I poked my head through the door of a classroom no larger than a storage closet. Thirty squished students sat on the floor with knees tucked under chins. It didn’t matter that tiny pieces of burnt plastic rained from the nearby thrash dump or that the heat was so sweltering that my pants stuck to my legs like cellophane. This was a universe away from their morning routine.
I was filming the recently released video below at one of India’s most innovative after-school programs in New Delhi—a program run by 10x10 nonprofit partner Pratham. One of 10x10’s commitments to our partners is to tell their story—to show how they’re changing the world by educating girls.
The children in Pratham’s programs attend public schools that follow a traditional educational model where students sit in rows and learn through fear and memorization. Teachers are known to mistreat “slum kids” or simply ignore a child who can’t keep pace or pay for supplies. Most of these students will drop out by age 12.
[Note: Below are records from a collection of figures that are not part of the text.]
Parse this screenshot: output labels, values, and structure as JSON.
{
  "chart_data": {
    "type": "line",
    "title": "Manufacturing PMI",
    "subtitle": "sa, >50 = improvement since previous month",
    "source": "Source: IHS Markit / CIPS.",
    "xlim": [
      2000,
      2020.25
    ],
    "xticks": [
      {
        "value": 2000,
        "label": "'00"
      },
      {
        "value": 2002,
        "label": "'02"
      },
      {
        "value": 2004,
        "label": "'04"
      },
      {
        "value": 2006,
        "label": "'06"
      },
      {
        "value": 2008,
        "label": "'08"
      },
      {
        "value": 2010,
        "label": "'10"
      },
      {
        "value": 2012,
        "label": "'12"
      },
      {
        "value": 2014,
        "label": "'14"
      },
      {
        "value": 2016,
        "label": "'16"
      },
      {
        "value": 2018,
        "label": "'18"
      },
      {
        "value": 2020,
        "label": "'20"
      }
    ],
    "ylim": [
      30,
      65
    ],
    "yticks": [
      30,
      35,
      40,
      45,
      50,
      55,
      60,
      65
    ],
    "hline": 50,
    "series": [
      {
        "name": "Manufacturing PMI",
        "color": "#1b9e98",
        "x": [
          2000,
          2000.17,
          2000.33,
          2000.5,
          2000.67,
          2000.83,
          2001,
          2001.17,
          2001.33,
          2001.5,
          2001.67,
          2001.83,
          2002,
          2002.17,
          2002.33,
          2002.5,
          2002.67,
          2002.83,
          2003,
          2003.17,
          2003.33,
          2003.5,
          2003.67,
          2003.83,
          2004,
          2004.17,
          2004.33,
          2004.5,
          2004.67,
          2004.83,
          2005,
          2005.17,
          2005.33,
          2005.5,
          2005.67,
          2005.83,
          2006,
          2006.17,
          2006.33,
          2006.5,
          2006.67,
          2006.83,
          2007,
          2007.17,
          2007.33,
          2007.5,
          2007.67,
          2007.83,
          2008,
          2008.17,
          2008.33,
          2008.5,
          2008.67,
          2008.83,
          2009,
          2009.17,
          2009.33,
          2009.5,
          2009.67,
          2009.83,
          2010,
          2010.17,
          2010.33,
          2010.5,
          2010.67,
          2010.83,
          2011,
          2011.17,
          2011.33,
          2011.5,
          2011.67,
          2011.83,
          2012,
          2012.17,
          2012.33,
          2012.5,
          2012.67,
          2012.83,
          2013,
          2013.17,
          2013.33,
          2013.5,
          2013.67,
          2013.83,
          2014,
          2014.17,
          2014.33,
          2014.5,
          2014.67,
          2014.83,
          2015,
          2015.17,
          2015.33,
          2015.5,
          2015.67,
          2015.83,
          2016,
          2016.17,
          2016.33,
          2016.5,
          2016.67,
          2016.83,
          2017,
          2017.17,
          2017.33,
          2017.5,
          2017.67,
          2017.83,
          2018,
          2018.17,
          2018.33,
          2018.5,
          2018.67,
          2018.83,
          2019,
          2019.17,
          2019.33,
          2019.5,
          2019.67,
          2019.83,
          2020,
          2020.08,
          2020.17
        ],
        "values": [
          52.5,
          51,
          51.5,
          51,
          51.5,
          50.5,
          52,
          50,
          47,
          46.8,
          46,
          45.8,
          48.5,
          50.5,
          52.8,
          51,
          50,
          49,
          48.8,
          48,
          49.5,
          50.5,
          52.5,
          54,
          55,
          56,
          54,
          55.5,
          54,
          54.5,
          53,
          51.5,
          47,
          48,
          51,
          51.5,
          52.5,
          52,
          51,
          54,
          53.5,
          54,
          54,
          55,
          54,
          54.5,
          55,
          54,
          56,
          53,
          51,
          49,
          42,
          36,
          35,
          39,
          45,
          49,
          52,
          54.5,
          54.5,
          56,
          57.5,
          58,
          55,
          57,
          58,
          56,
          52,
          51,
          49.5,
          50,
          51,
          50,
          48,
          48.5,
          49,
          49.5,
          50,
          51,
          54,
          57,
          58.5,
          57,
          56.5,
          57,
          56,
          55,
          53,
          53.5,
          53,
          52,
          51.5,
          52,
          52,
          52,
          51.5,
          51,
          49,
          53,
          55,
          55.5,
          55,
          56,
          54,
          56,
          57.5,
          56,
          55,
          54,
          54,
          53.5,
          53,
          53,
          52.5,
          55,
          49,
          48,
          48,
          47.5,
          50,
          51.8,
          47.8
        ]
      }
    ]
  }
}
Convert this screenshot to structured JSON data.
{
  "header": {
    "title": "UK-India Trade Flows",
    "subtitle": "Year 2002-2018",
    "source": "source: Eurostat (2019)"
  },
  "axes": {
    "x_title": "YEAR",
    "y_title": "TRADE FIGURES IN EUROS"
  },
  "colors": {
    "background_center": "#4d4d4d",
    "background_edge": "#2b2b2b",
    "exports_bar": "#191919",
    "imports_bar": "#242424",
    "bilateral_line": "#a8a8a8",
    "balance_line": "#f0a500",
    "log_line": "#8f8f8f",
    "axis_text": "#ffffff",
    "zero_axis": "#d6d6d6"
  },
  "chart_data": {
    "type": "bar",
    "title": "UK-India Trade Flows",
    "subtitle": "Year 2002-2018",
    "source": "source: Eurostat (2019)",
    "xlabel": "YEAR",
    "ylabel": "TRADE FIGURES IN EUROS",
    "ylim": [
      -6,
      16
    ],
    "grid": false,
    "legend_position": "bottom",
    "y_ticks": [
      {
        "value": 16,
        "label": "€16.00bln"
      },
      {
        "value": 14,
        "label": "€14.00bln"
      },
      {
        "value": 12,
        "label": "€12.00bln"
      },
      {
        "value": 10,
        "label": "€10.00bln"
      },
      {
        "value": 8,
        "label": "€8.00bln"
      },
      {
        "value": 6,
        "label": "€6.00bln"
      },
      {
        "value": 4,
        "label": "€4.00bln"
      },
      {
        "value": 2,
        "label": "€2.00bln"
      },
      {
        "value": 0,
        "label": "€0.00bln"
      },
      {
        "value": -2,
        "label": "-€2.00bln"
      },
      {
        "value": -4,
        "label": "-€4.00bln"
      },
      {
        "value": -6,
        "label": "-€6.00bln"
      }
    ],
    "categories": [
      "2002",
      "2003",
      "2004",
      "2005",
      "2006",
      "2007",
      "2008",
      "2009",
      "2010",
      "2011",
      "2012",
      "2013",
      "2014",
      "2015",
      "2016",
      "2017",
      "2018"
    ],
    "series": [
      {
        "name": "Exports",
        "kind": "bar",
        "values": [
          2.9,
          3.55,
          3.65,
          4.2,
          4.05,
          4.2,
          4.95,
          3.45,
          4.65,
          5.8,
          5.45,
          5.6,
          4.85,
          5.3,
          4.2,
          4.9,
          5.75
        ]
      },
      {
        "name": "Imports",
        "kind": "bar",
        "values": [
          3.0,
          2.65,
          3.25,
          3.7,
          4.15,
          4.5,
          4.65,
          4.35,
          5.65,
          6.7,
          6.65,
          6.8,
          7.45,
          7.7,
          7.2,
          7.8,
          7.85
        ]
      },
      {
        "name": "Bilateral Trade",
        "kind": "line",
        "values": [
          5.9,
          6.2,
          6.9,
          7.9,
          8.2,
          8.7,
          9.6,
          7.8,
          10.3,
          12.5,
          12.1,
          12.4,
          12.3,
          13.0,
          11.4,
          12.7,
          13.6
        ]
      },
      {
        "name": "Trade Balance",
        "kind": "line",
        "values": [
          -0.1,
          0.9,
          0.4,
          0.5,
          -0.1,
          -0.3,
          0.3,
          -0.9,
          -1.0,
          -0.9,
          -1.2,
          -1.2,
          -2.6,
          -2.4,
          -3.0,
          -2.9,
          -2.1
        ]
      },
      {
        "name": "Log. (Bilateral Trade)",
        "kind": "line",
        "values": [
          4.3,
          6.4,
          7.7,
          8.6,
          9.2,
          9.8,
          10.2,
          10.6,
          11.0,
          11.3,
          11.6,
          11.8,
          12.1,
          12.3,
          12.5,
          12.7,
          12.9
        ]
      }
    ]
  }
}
Pratham caters to those less fortunate where the cycle of poverty repeats generation after generation. One of these kids was Parvati, a precocious ten-year-old girl who told me how she loved taking her work home to show her parents: “They can’t read or write, but I am showing them how.”
Watch Parvatis’ story here:
There is an army of passionate volunteers committed to transforming the lives of Indian children, including Samyukta Subramanian and the volunteer teachers that helped me shoot this video at the Prem Nagar Learning Center.